The second quarter of 2025 brought mixed earnings for the global music industry. While some companies saw solid growth, investor confidence remained shaky due to cautious forecasts and rising costs.
Overall, the U.S. economy grew 3% in Q2, but a weak jobs report on August 1 raised concerns about long-term stability. Music companies reflected this uncertain climate, posting varied financial results.
Spotify
Spotify beat expectations for subscriber and monthly user growth. However, its stock fell 11.6% after the July 29 report due to weak guidance for the third quarter and lower operating income, affected by currency changes and taxes. Despite strong user numbers, investors were not fully reassured.

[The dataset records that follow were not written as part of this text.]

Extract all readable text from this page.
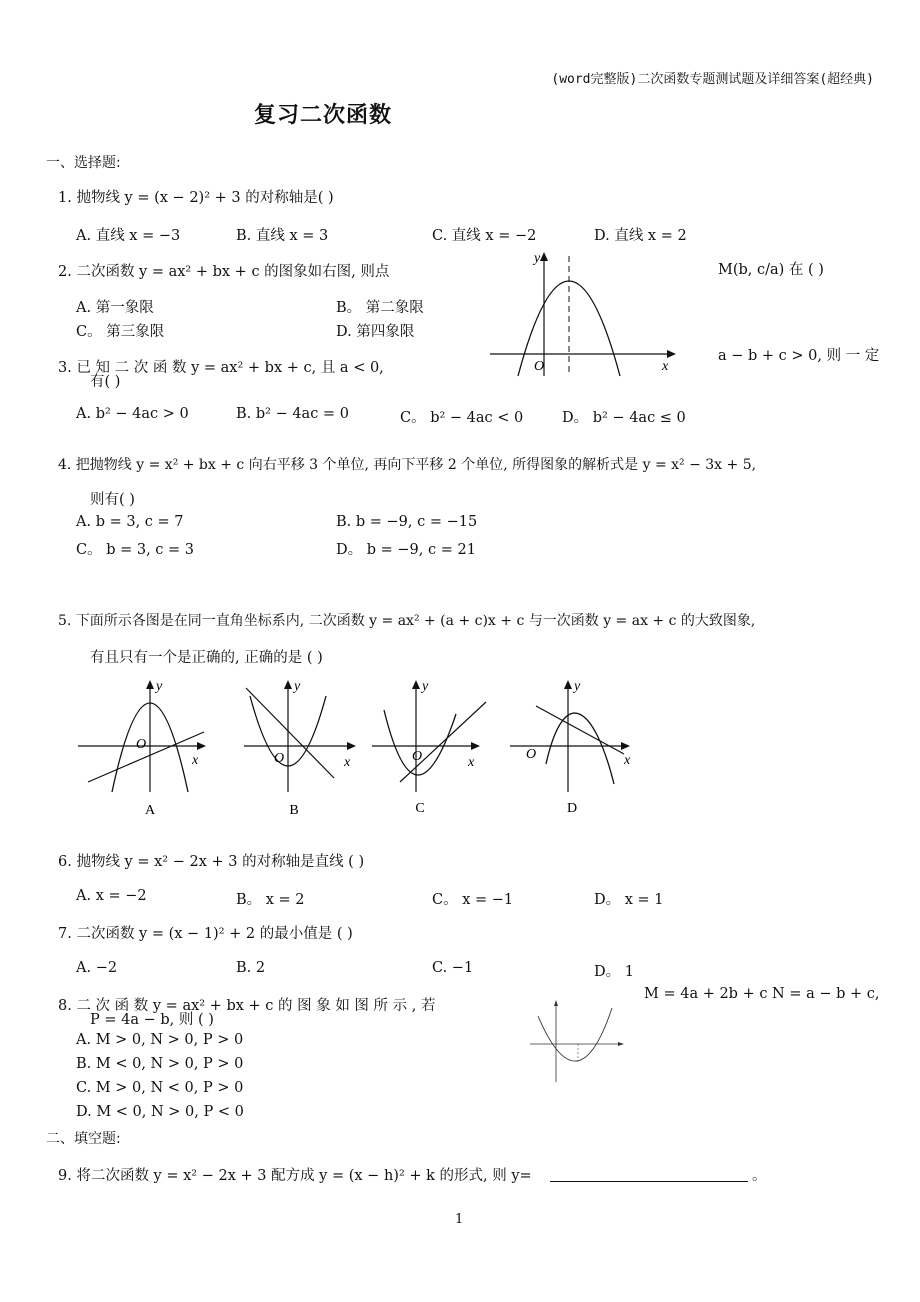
(word完整版)二次函数专题测试题及详细答案(超经典)
复习二次函数
一、选择题:
1. 抛物线 y = (x − 2)² + 3 的对称轴是( )
A. 直线 x = −3	B. 直线 x = 3	C. 直线 x = −2	D. 直线 x = 2
2. 二次函数 y = ax² + bx + c 的图象如右图, 则点	M(b, c/a) 在 ( )
A. 第一象限	B。 第二象限
C。 第三象限	D. 第四象限
O	x
y
3. 已 知 二 次 函 数 y = ax² + bx + c, 且 a < 0,
a − b + c > 0, 则 一 定
有( )
A. b² − 4ac > 0	B. b² − 4ac = 0	C。 b² − 4ac < 0	D。 b² − 4ac ≤ 0
4. 把抛物线 y = x² + bx + c 向右平移 3 个单位, 再向下平移 2 个单位, 所得图象的解析式是 y = x² − 3x + 5,
则有( )
A. b = 3, c = 7	B. b = −9, c = −15
C。 b = 3, c = 3	D。 b = −9, c = 21
5. 下面所示各图是在同一直角坐标系内, 二次函数 y = ax² + (a + c)x + c 与一次函数 y = ax + c 的大致图象,
有且只有一个是正确的, 正确的是 ( )
O
x
y
A
O	x
y
B
O	x
y
C
O	x
y
D
6. 抛物线 y = x² − 2x + 3 的对称轴是直线 ( )
A. x = −2	B。 x = 2	C。 x = −1	D。 x = 1
7. 二次函数 y = (x − 1)² + 2 的最小值是 ( )
A. −2	B. 2	C. −1	D。 1
8. 二 次 函 数 y = ax² + bx + c 的 图 象 如 图 所 示 , 若
M = 4a + 2b + c N = a − b + c,
P = 4a − b, 则 ( )
A. M > 0, N > 0, P > 0
B. M < 0, N > 0, P > 0
C. M > 0, N < 0, P > 0
D. M < 0, N > 0, P < 0
二、填空题:
9. 将二次函数 y = x² − 2x + 3 配方成 y = (x − h)² + k 的形式, 则 y=	。
1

Universal Music Group (UMG)
UMG reported 4.5% revenue growth, reaching $3.38 billion. Music subscriptions rose 8.5%, and music publishing jumped 14.5%, helped by Chord Music Partners. But physical music sales and merchandise revenue declined. UMG’s stock dropped 5.2% after the report, with concerns about profit margins and cash flow.
Deezer
Deezer’s revenue stayed flat at €267.1 million ($298.1 million), and total subscribers fell 7.6% to 9.2 million. Subscriptions from B2B deals dropped 21%. Despite the losses, Deezer cut costs and improved its adjusted earnings. The company expects to finish 2025 with positive cash flow and EBITDA.
SiriusXM
SiriusXM saw a 2% drop in revenue, bringing in $2.14 billion. Slower subscriber growth, legal costs, and higher operating expenses were key factors. To attract more users, the company is introducing a $7 subscription plan. CEO Jennifer Witz called the ad market “challenging” but believes their strategy will pay off.
While some companies posted gains, investors showed caution, focusing on long-term profit risks and slower growth signals. More music industry earnings reports are expected in the coming weeks.